Esthétique
La Science devenir de l’art

par Thierry Laurent

mis en ligne le 06/10/2010

Mais la question se pose. A force de se vouloir pure intelligence aux dépens d’un abandon du sensible, l’art n’est- il pas en train de programmer son propre disparition ? L’art, s’il veut conserver sa vocation à produire de l’idée, est forcément contraint de se tourner vers d’autres supports que ceux jusqu’à présent accrédités, peintures, installations, ready-mades. Avec Hegel, il est loisible d’évoquer l’inéluctabilité d’une fin de l’art au profit de la philosophie.
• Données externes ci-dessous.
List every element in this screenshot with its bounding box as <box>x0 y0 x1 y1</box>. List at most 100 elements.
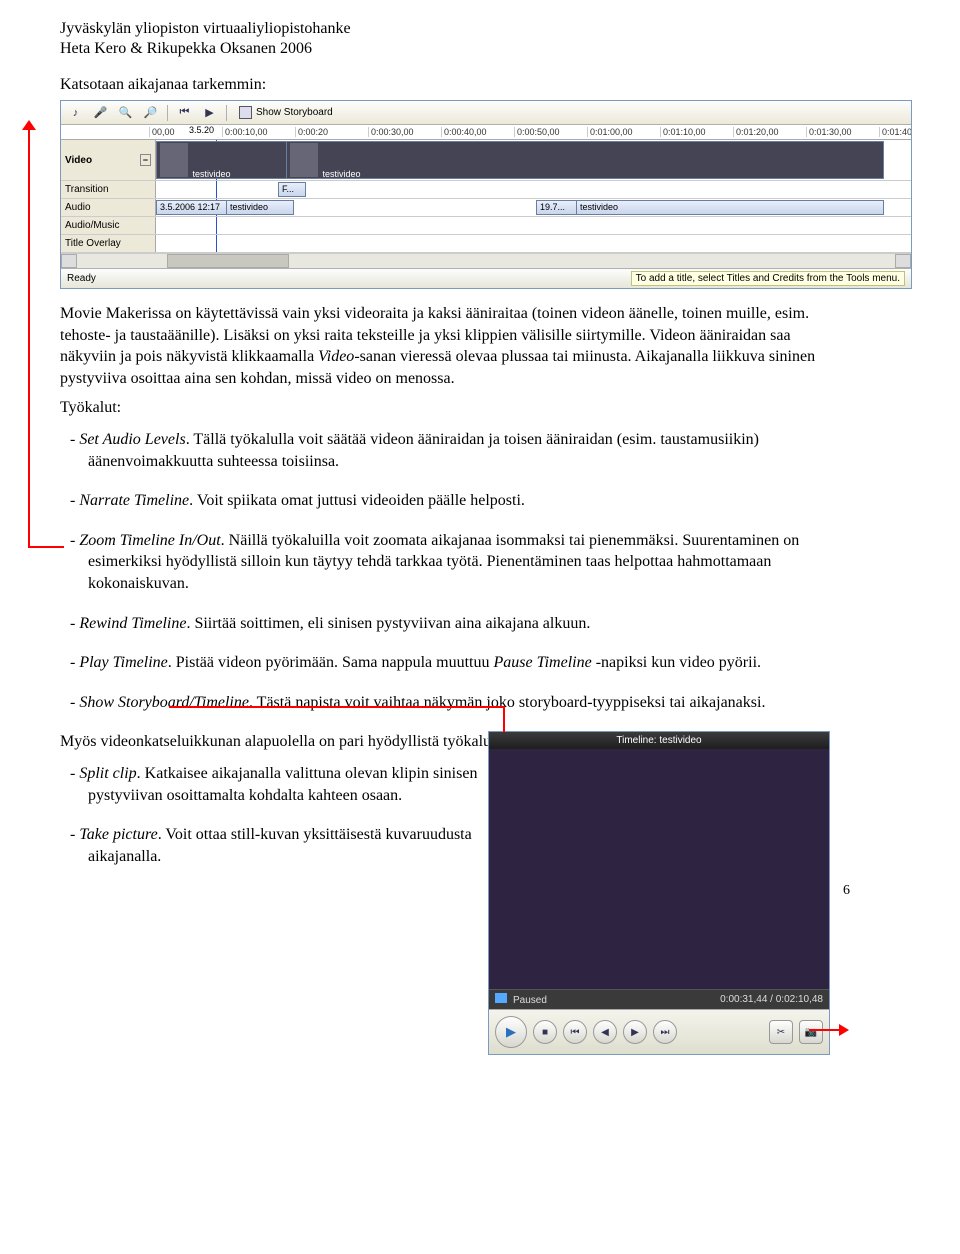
ruler-tick: 0:01:10,00 <box>660 127 733 137</box>
paragraph-1: Movie Makerissa on käytettävissä vain yk… <box>60 303 820 389</box>
audio-track-row: Audio 3.5.2006 12:17 testivideo 19.7... … <box>61 199 911 217</box>
player-time: 0:00:31,44 / 0:02:10,48 <box>720 994 823 1005</box>
ruler-tick: 0:01:40,00 <box>879 127 911 137</box>
header-line2: Heta Kero & Rikupekka Oksanen 2006 <box>60 40 820 58</box>
callout-arrow-right <box>839 1024 849 1036</box>
video-label-text: Video <box>65 155 92 166</box>
transition-track-label: Transition <box>61 181 156 198</box>
status-text: Ready <box>67 273 96 284</box>
tool-name: Zoom Timeline In/Out <box>79 532 220 549</box>
title-hint: To add a title, select Titles and Credit… <box>631 271 905 286</box>
player-screen <box>489 749 829 989</box>
audiomusic-track-row: Audio/Music <box>61 217 911 235</box>
video-clip[interactable]: testivideo <box>156 141 294 179</box>
playhead <box>216 235 217 252</box>
tool-item: Show Storyboard/Timeline. Tästä napista … <box>88 692 820 714</box>
player-title: Timeline: testivideo <box>489 732 829 749</box>
transition-track-row: Transition F... <box>61 181 911 199</box>
titleoverlay-track[interactable] <box>156 235 911 252</box>
playhead <box>216 181 217 198</box>
clip-thumbnail <box>290 143 318 177</box>
intro-line: Katsotaan aikajanaa tarkemmin: <box>60 76 820 94</box>
toolbar-separator <box>167 105 168 121</box>
callout-rule-horizontal <box>28 546 64 548</box>
callout-line-to-player <box>169 706 503 708</box>
tool-name: Set Audio Levels <box>79 431 185 448</box>
para1-text-b: Video <box>318 348 354 365</box>
bottom-tools-list: Split clip. Katkaisee aikajanalla valitt… <box>60 763 540 867</box>
audio-levels-icon[interactable]: ♪ <box>67 104 84 121</box>
audio-clip[interactable]: testivideo <box>226 200 294 215</box>
video-track[interactable]: testivideo testivideo <box>156 140 911 180</box>
player-controls: ▶ ■ ⏮ ◀ ▶ ⏭ ✂ 📷 <box>489 1009 829 1054</box>
tool-item: Narrate Timeline. Voit spiikata omat jut… <box>88 490 820 512</box>
timeline-screenshot: ♪ 🎤 🔍 🔎 ⏮ ▶ Show Storyboard 00,00 0:00:1… <box>60 100 912 289</box>
document-header: Jyväskylän yliopiston virtuaaliyliopisto… <box>60 20 820 58</box>
audio-clip[interactable]: 3.5.2006 12:17 <box>156 200 234 215</box>
tool-item: Take picture. Voit ottaa still-kuvan yks… <box>88 824 540 867</box>
step-fwd-button[interactable]: ▶ <box>623 1020 647 1044</box>
tool-desc: . Katkaisee aikajanalla valittuna olevan… <box>88 765 477 804</box>
titleoverlay-track-row: Title Overlay <box>61 235 911 253</box>
tool-desc: . Voit spiikata omat juttusi videoiden p… <box>189 492 525 509</box>
prev-button[interactable]: ⏮ <box>563 1020 587 1044</box>
audio-track[interactable]: 3.5.2006 12:17 testivideo 19.7... testiv… <box>156 199 911 216</box>
tool-item: Rewind Timeline. Siirtää soittimen, eli … <box>88 613 820 635</box>
ruler-tick: 0:01:00,00 <box>587 127 660 137</box>
play-icon[interactable]: ▶ <box>201 104 218 121</box>
audiomusic-track-label: Audio/Music <box>61 217 156 234</box>
bottom-section: Myös videonkatseluikkunan alapuolella on… <box>60 731 820 867</box>
tool-name: Rewind Timeline <box>79 615 186 632</box>
audiomusic-track[interactable] <box>156 217 911 234</box>
tool-name: Play Timeline <box>79 654 167 671</box>
show-storyboard-button[interactable]: Show Storyboard <box>235 105 337 120</box>
tool-item: Set Audio Levels. Tällä työkalulla voit … <box>88 429 820 472</box>
tool-desc: . Pistää videon pyörimään. Sama nappula … <box>168 654 494 671</box>
next-button[interactable]: ⏭ <box>653 1020 677 1044</box>
tool-name2: Pause Timeline <box>493 654 591 671</box>
page-number: 6 <box>843 883 850 899</box>
video-track-row: Video − testivideo testivideo <box>61 140 911 181</box>
ruler-tick: 0:00:40,00 <box>441 127 514 137</box>
transition-track[interactable]: F... <box>156 181 911 198</box>
bottom-text-column: Myös videonkatseluikkunan alapuolella on… <box>60 731 540 867</box>
stop-button[interactable]: ■ <box>533 1020 557 1044</box>
clip-label: testivideo <box>193 169 231 179</box>
scroll-right-icon[interactable] <box>895 254 911 268</box>
callout-rule-vertical <box>28 126 30 546</box>
tools-heading: Työkalut: <box>60 397 820 419</box>
toolbar-separator <box>226 105 227 121</box>
rewind-icon[interactable]: ⏮ <box>176 104 193 121</box>
zoom-out-icon[interactable]: 🔎 <box>142 104 159 121</box>
play-button[interactable]: ▶ <box>495 1016 527 1048</box>
titleoverlay-track-label: Title Overlay <box>61 235 156 252</box>
timeline-ruler[interactable]: 00,00 0:00:10,00 0:00:20 0:00:30,00 0:00… <box>61 125 911 140</box>
audio-clip[interactable]: testivideo <box>576 200 884 215</box>
scrollbar-thumb[interactable] <box>167 254 289 268</box>
collapse-toggle-icon[interactable]: − <box>140 154 151 166</box>
narrate-icon[interactable]: 🎤 <box>92 104 109 121</box>
playhead <box>216 217 217 234</box>
ruler-tick: 0:01:30,00 <box>806 127 879 137</box>
clip-label: testivideo <box>323 169 361 179</box>
tool-name: Narrate Timeline <box>79 492 189 509</box>
horizontal-scrollbar[interactable] <box>61 253 911 268</box>
ruler-tick: 0:00:50,00 <box>514 127 587 137</box>
ruler-tick: 0:01:20,00 <box>733 127 806 137</box>
scroll-left-icon[interactable] <box>61 254 77 268</box>
tools-list: Set Audio Levels. Tällä työkalulla voit … <box>60 429 820 713</box>
take-picture-button[interactable]: 📷 <box>799 1020 823 1044</box>
player-status-label: Paused <box>513 995 547 1006</box>
callout-line-to-player-v <box>503 706 505 732</box>
header-line1: Jyväskylän yliopiston virtuaaliyliopisto… <box>60 20 820 38</box>
step-back-button[interactable]: ◀ <box>593 1020 617 1044</box>
audio-track-label: Audio <box>61 199 156 216</box>
split-clip-button[interactable]: ✂ <box>769 1020 793 1044</box>
video-clip[interactable]: testivideo <box>286 141 884 179</box>
ruler-tick: 0:00:20 <box>295 127 368 137</box>
tool-item: Split clip. Katkaisee aikajanalla valitt… <box>88 763 540 806</box>
video-track-label: Video − <box>61 140 156 180</box>
ruler-tick: 0:00:10,00 <box>222 127 295 137</box>
zoom-in-icon[interactable]: 🔍 <box>117 104 134 121</box>
transition-clip[interactable]: F... <box>278 182 306 197</box>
Mais au-delà de la philosophie, l’art, devenu concept, ne doit-il pas adopter dorénavant des supports aussi abstraits que les mathématiques ou les équations de l’astrophysique ? Les grands artistes du futur, ceux qui produiront non seulement des équations, mais aussi du rêve, du vertige, des univers inédits et fascinants ne sont-ils pas les prix Nobel de physique ?
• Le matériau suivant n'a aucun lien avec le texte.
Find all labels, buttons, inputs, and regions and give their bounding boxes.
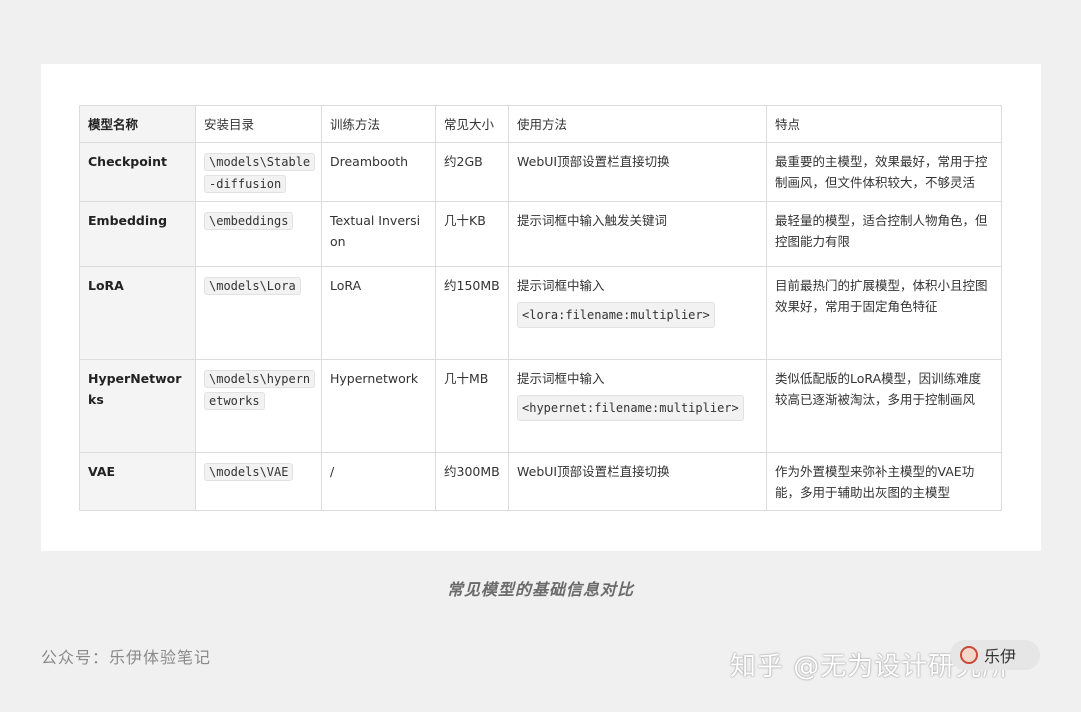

On peut penser que puisque l’art a abandonné ses critères classiques d’appréciation (le beau sensible compris comme une « subjectivité universelle », (Kant), et plus simplement l’affect rétinien) pour se tourner du côté de la pensée pure, tôt ou tard il aboutit à éliminer du champ de la création les artistes issus du « monde de l’art », au profit d’autres artistes, des artistes qui s’ignorent  : les scientifiques.
L’instrument esthétique de «  l’artiste scientifique » est le langage des équations mathématiques. En somme un langage qui est utilisé avec des règles et des logiques parfois complexes, mais dont il résulte la création d’espaces nouveaux.
Que ces espaces inédits apportent une nouvelle compréhension du monde, voire une nouvelle « Idée » du monde, ce qui est en fait la vocation de la science, (en cela la science est hégélienne), voilà qui ne mérite pas qu’on s’y attarde.

Mais ce qui paraît plus pertinent au regard du statut artistique de la science, c’est que ces espaces nouveaux ont un statut d’œuvres d’art en ce sens qu’ils commencent leur existence comme pure fiction. Ce n’est que plus tard qu’ils seront confrontés à la sanction du réel, transformant ces espaces « artistiques » en espaces « scientifiques ». Le temps de latence, où l’espace issu de nouvelles équations mathématiques appartient encore à l’imaginaire de son inventeur, peut être assez long, et cet espace nouveau revêt donc d’abord une valeur de fiction intellectuelle, de pure œuvre d’art, de création, dont le seul jugement envisageable ne peut être que d’ordre  « esthétique ».